Member of the Missouri Senate from the 22nd district
- In office January 7, 2015 – January 4, 2023
- Succeeded by: Mary Elizabeth Coleman

Member of the Missouri House of Representatives from the 112th district
- In office January 5, 2011 – January 7, 2015

Personal details
- Born: December 24, 1962 (age 63) Jefferson County, Missouri
- Party: Republican
- Spouse: Terri
- Children: 3

= Paul Wieland =

American politician

Paul Joseph Wieland (born December 24, 1962) is an American businessman and politician from the state of Missouri. A member of the Republican Party, Wieland represented the 22nd District in the Missouri State Senate starting on January 7, 2015. He left office on January 4, 2023, due to term limits.

==Early life ==
Wieland was raised in Jefferson County, Missouri. He graduated from St. Pius X High School in Crystal City, Missouri. Wieland worked in his family's auto parts business, and then opened his own small businesses.

==Political career==

During the Jefferson County, Missouri, General Municipal Election, Paul Wieland was a contender, and was elected to join the Jefferson County Health Center Board of Trustees April 3, 2007.

===Missouri House of Representatives===

On November 2, 2010, Paul Wieland was elected during the Jefferson County, Missouri, general election for state representative for District 102. Wieland won as a Republican, defeating the Democratic candidate Jeff Roorda, as well as the Constitution Party candidate Richard Blowers.
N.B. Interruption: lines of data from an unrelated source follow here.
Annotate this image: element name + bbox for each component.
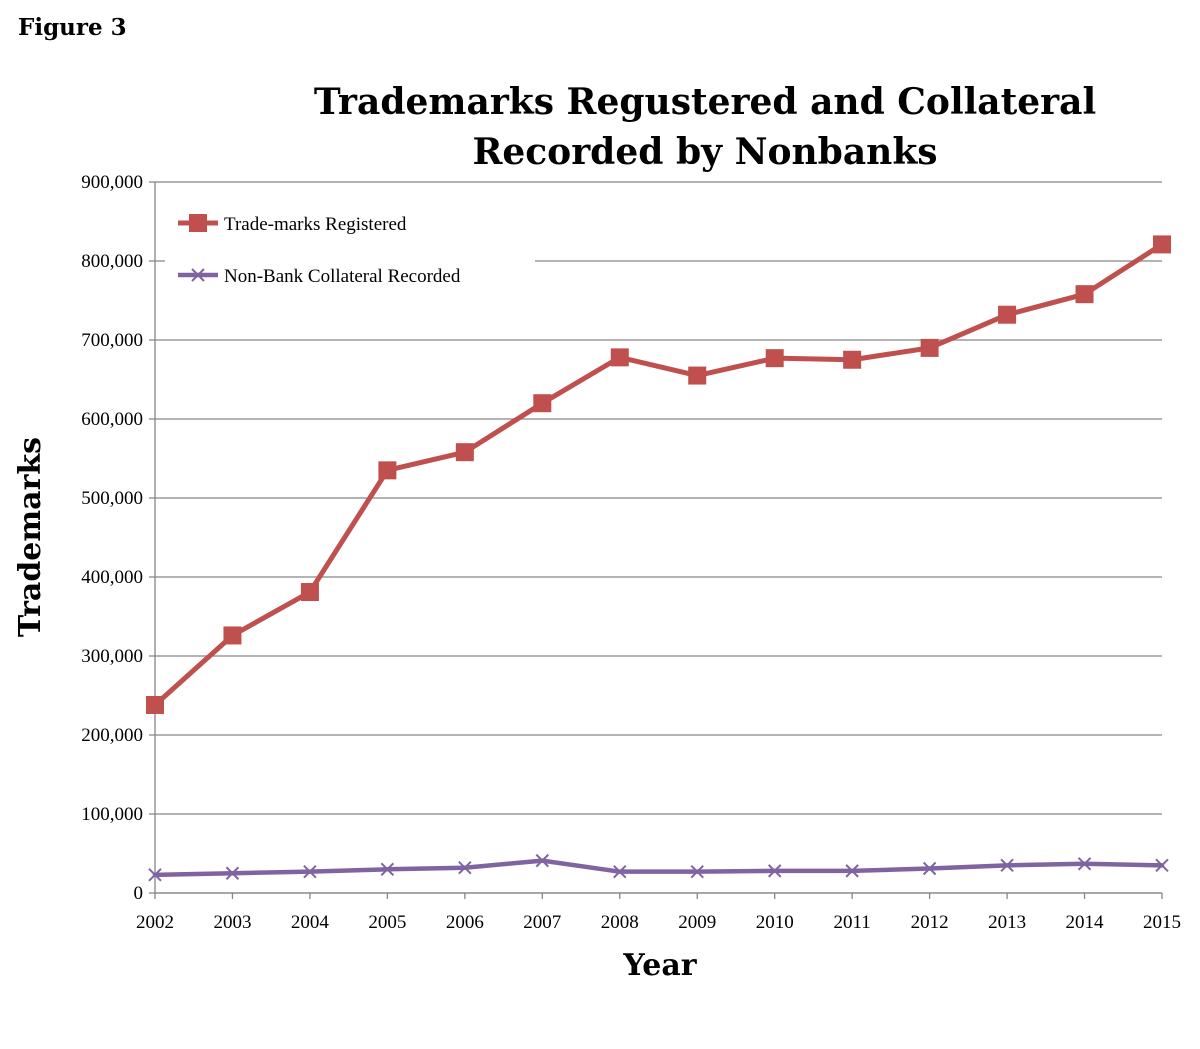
- series-2-point: [845, 864, 859, 878]
- y-tick-label: 900,000: [81, 172, 143, 193]
- chart-title-line-1: Trademarks Regustered and Collateral: [314, 81, 1096, 123]
- marker-stroke: [922, 861, 937, 876]
- x-tick-label: 2006: [446, 912, 484, 933]
- y-tick-label: 700,000: [81, 330, 143, 351]
- x-axis-title: Year: [622, 948, 697, 983]
- legend-entry-label: Non-Bank Collateral Recorded: [224, 266, 461, 287]
- series-1-line: [152, 241, 1165, 708]
- series-1-point: [223, 626, 242, 645]
- x-tick-label: 2003: [213, 912, 251, 933]
- series-1-point: [455, 443, 474, 462]
- marker-stroke: [458, 861, 472, 875]
- x-tick-label: 2008: [601, 912, 639, 933]
- marker-stroke: [303, 864, 317, 879]
- y-tick-label: 400,000: [81, 567, 143, 588]
- y-tick-label: 200,000: [81, 725, 143, 746]
- y-tick-label: 300,000: [81, 646, 143, 667]
- series-2-point: [690, 864, 704, 879]
- series-2-point: [225, 866, 240, 880]
- series-2-point: [148, 868, 162, 882]
- x-tick-label: 2007: [523, 912, 561, 933]
- series-2-point: [613, 864, 627, 879]
- series-2-point: [767, 864, 782, 878]
- series-2: [148, 853, 1169, 882]
- series-2-point: [1000, 858, 1014, 873]
- series-1-point: [300, 583, 319, 602]
- series-1-point: [610, 348, 629, 367]
- series-1-point: [146, 695, 164, 714]
- x-tick-label: 2004: [291, 912, 330, 933]
- y-tick-label: 800,000: [81, 251, 143, 272]
- series-layer: [146, 235, 1171, 882]
- series-1-point: [843, 350, 862, 369]
- series-1-point: [1153, 235, 1171, 254]
- y-axis-title: Trademarks: [13, 437, 48, 637]
- chart-title-line-2: Recorded by Nonbanks: [472, 131, 937, 173]
- marker-stroke: [767, 864, 782, 878]
- marker-stroke: [690, 864, 704, 879]
- marker-stroke: [1155, 858, 1169, 873]
- series-2-point: [1155, 858, 1169, 873]
- x-tick-label: 2005: [368, 912, 406, 933]
- series-2-point: [458, 861, 472, 875]
- x-tick-label: 2010: [756, 912, 794, 933]
- marker-stroke: [535, 853, 550, 868]
- x-tick-label: 2011: [834, 912, 871, 933]
- legend-swatch-marker: [189, 214, 207, 232]
- marker-stroke: [845, 864, 859, 878]
- series-2-point: [1077, 857, 1092, 871]
- series-1-point: [765, 349, 784, 368]
- marker-stroke: [1077, 857, 1092, 871]
- x-tick-label: 2002: [136, 912, 174, 933]
- x-tick-label: 2009: [678, 912, 716, 933]
- y-tick-label: 500,000: [81, 488, 143, 509]
- x-tick-label: 2012: [911, 912, 949, 933]
- chart-title: Trademarks Regustered and Collateral Rec…: [314, 81, 1096, 173]
- series-2-point: [922, 861, 937, 876]
- marker-stroke: [380, 862, 395, 877]
- series-1-point: [998, 305, 1017, 324]
- legend-swatch-marker: [191, 268, 205, 282]
- series-1-point: [533, 394, 552, 413]
- x-tick-label: 2015: [1143, 912, 1181, 933]
- y-tick-label: 0: [134, 883, 144, 904]
- series-2-line: [152, 858, 1165, 878]
- marker-stroke: [148, 868, 162, 882]
- series-1-point: [688, 366, 707, 385]
- x-tick-label: 2013: [988, 912, 1026, 933]
- x-axis-ticks: 2002 2003 2004 2005 2006 2007 2008 2009 2010 2011…: [136, 912, 1181, 933]
- marker-stroke: [1000, 858, 1014, 873]
- legend-entry-label: Trade-marks Registered: [224, 214, 407, 235]
- x-tick-label: 2014: [1066, 912, 1105, 933]
- series-1-point: [378, 461, 397, 480]
- series-1-point: [1075, 285, 1094, 304]
- marker-stroke: [191, 268, 205, 282]
- y-tick-label: 600,000: [81, 409, 143, 430]
- legend: Trade-marks Registered Non-Bank Collatera…: [165, 195, 535, 300]
- figure-label: Figure 3: [18, 14, 127, 41]
- series-2-point: [380, 862, 395, 877]
- series-2-point: [303, 864, 317, 879]
- marker-stroke: [613, 864, 627, 879]
- series-2-point: [535, 853, 550, 868]
- y-tick-label: 100,000: [81, 804, 143, 825]
- legend-background: [165, 195, 535, 300]
- series-1-point: [920, 338, 939, 357]
- marker-stroke: [225, 866, 240, 880]
- y-axis-ticks: 0 100,000 200,000 300,000 400,000 500,000 600,…: [81, 172, 143, 904]
- series-1: [146, 235, 1171, 714]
On November 6, 2012, Paul Wieland was elected during the Jefferson County, Missouri, general election running for state representative of District 112. Wieland, won as a Republican, defeating Democratic candidate Daniel E. James.

===Missouri Senate===

On November 4, 2014, Paul Wieland was elected during the Jefferson County, Missouri, general election running for state senator for the twenty-second district. Wieland, won as a Republican, defeating Democratic candidate Jeff Roorda.

===Opposition to contraception===
In August 2013, Wieland and his wife filed a lawsuit against the United States Department of Health and Human Services, the Department of the Treasury, and the Department of Labor, saying that in applying for health insurance as a government employee, he was not given the chance to opt out of coverage for contraceptives and abortifacients because of a provision in the Affordable Care Act. He lost the case in District Court in October 2013, but appealed the decision to the United States Court of Appeals for the Eighth Circuit based on the Burwell v. Hobby Lobby decision by the United States Supreme Court. and in July 2016 won their appeal on the basis of the Religious Freedom Restoration Act.

In 2021, Wieland proposed legislation that would prohibit Medicaid coverage for certain forms of contraception which, in his view, would destroy fetal life.

==Personal life==
Wieland and his wife, Terri, live in Imperial, Missouri, and have three daughters. Paul and Terri own the Wieland Insurance Group. He is a devout Catholic.